Titel: Anisotropieeffekte in der Erzmikroskopie
Beitrag von: Florian D. in Juni 08, 2020, 12:53:01 NACHMITTAGS
Glückauf Forum!

Ich kämpfe gerade damit, mich in die Auflichtmikroskopie einzuarbeiten.
Das einzige Buch, dass ich in gedruckter Form zur Verfügung habe, ist die "Anleitung zur Erzmikroskopie" von Arno Mücke, das sehr praxisorientiert ist.
Breiter Raum wird darin der Einstellung der "Ideallage" des Polarisators für die Untersuchung bei gekreuztem Polarisator und Analysator eingeräumt.
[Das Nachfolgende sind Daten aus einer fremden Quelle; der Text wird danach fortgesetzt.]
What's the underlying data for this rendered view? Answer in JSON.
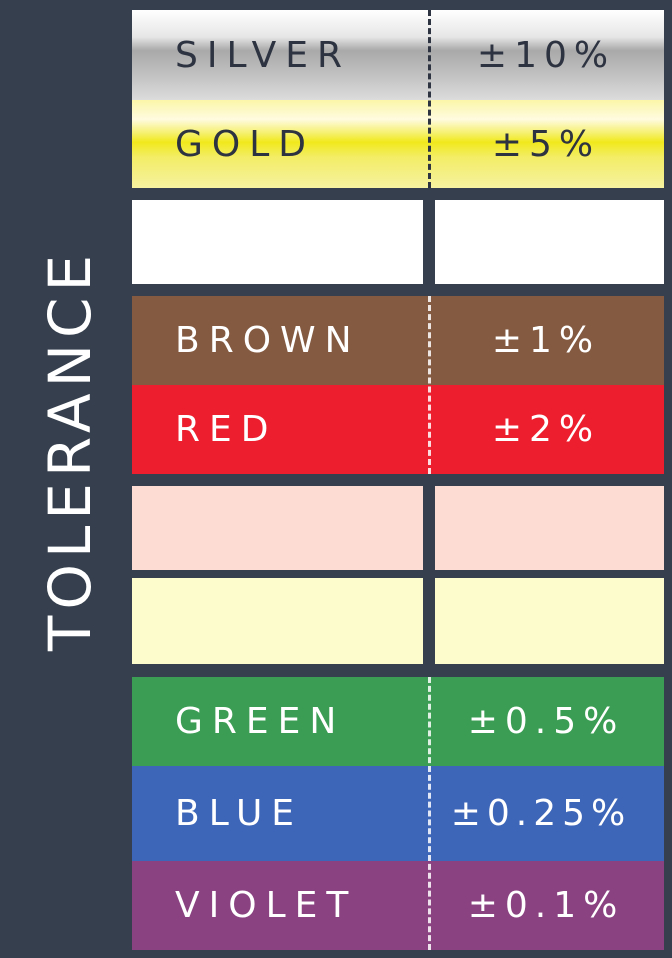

Wird diese genau eingestellt, sollte man abwechselnd gleichhohe Maxima und absolute Auslöschung im Abstand von jeweils 45 Grad beobachten, jedoch schon bei leichter Abweichung von der Idealstellung beobachtet man

1. Eine starke Änderung der relativen Intensität benachbarter Maxima (Maxima, die um 180 Grad getrennt sind, habe jedoch immer noch die gleiche Intensität).
2. Eine Verschiebung der Minima ("Verschlagen").
3. Nichtverschwindende Intensität an den Minima.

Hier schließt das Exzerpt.